Underlying the project’s different aspects is an architecture that will provide a comprehensive data management framework. This framework incorporates and relies on a well-defined share data and meta-data model supported by the definition of vendor-agnostic interfaces for data access and process pipelines comprising the analytic services of different tools.

Data Integration

The work on data integration involves the creation of executable mappings between the architecture’s (meta-)data model and the the data models and APIs of individual systems. Moving beyond present ETL (Extract, Transform, Load) and data access approaches, this work will develop bi-directional mappings. Such mappings will allow the propagation of updates to and from the federated knowledge hub. Model-driven approaches will be applied to the development of meta-models and mappings, allowing for the early detection and semi-automated resolution of mapping problems: issues that are typically left for manual resolution by software engineers.

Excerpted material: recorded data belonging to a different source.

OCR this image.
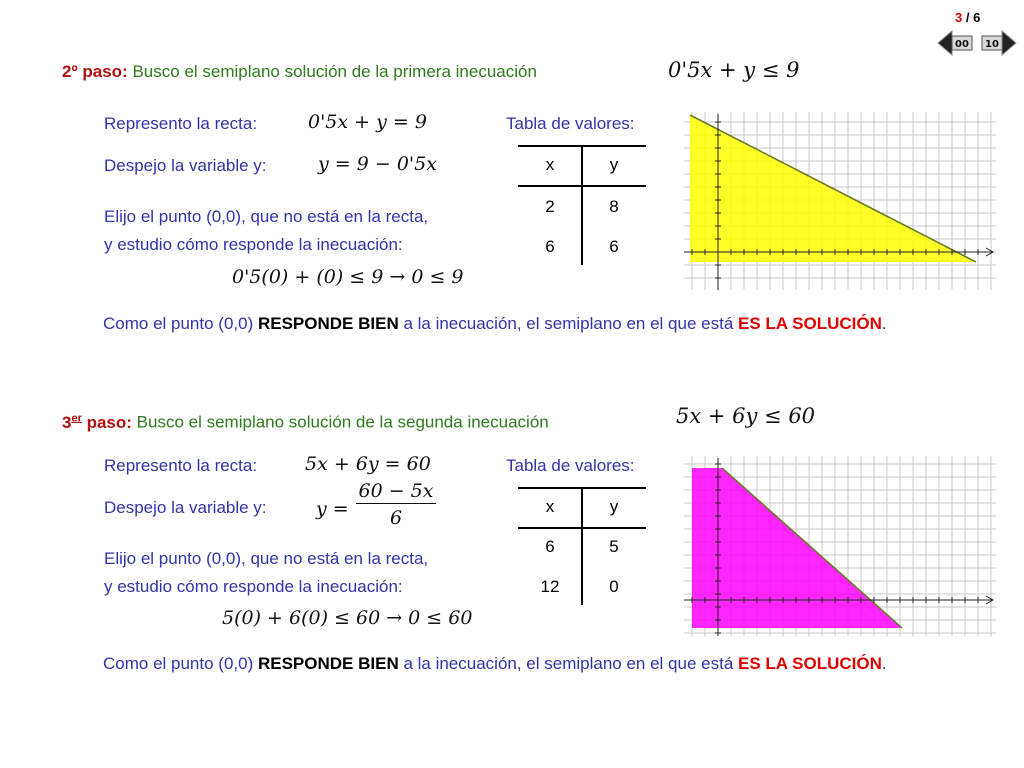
3 / 6
00 10
2º paso: Busco el semiplano solución de la primera inecuación	0'5x + y ≤ 9
Represento la recta:	0'5x + y = 9
Despejo la variable y:	y = 9 − 0'5x
Elijo el punto (0,0), que no está en la recta,
y estudio cómo responde la inecuación:
0'5(0) + (0) ≤ 9 → 0 ≤ 9
Tabla de valores:
x	y
2	8
6	6
Como el punto (0,0) RESPONDE BIEN a la inecuación, el semiplano en el que está ES LA SOLUCIÓN.
3er paso: Busco el semiplano solución de la segunda inecuación	5x + 6y ≤ 60
Represento la recta:	5x + 6y = 60
Despejo la variable y:	$y = \frac{60 - 5x}{6}$
Elijo el punto (0,0), que no está en la recta,
y estudio cómo responde la inecuación:
5(0) + 6(0) ≤ 60 → 0 ≤ 60
Tabla de valores:
x	y
6	5
12	0
Como el punto (0,0) RESPONDE BIEN a la inecuación, el semiplano en el que está ES LA SOLUCIÓN.
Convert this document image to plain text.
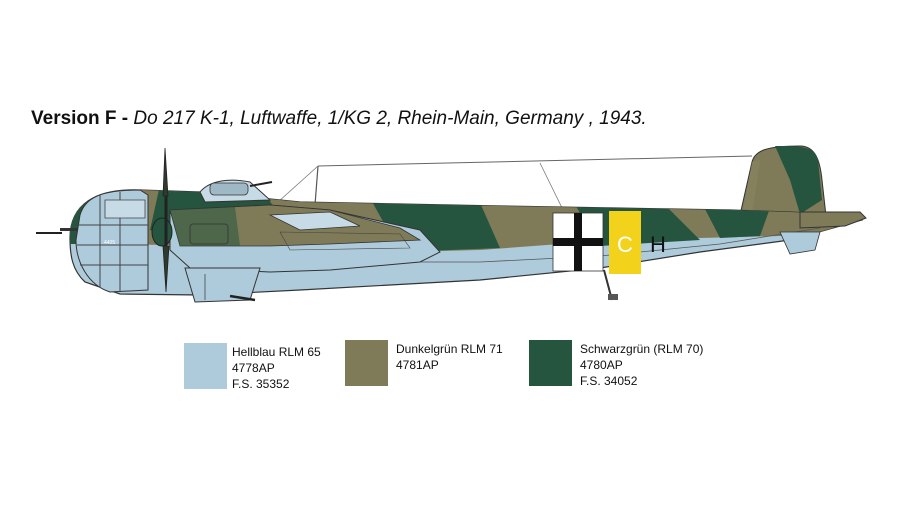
Version F - Do 217 K-1, Luftwaffe, 1/KG 2, Rhein-Main, Germany , 1943.
4405	C H
Hellblau RLM 65
4778AP
F.S. 35352
Dunkelgrün RLM 71
4781AP
Schwarzgrün (RLM 70)
4780AP
F.S. 34052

Meta-data, Security, and Provenance

The federated architecture will involve a modular meta-data model supporting the the capture of provenance, security, confidence, and other meta-data related to entities and links. The meta-layer will present a Knowledge Graph-like view of the federated data hub that will form the foundation for information use, governance, data quality protocols, analytic pipelines, and the exploration and justification of results.

Analytic Processes

The open federated architecture will allow users to construct complex analytic pipelines that seamlessly blend services offered by different tools and vendors. This will provide users the ability to access multiple specialised algorithms where appropriate, supporting distributed workflows and the special needs of end-user groups. The resulting orchestration platform will make use of the meta-data layer to support security mechanisms and access controls for individual data sources. Moreover, the platform will allow users to utilise familiar languages and tools based on their experience and needs while avoiding vendor lock-in and providing broader capabilities through a diverse array of tools.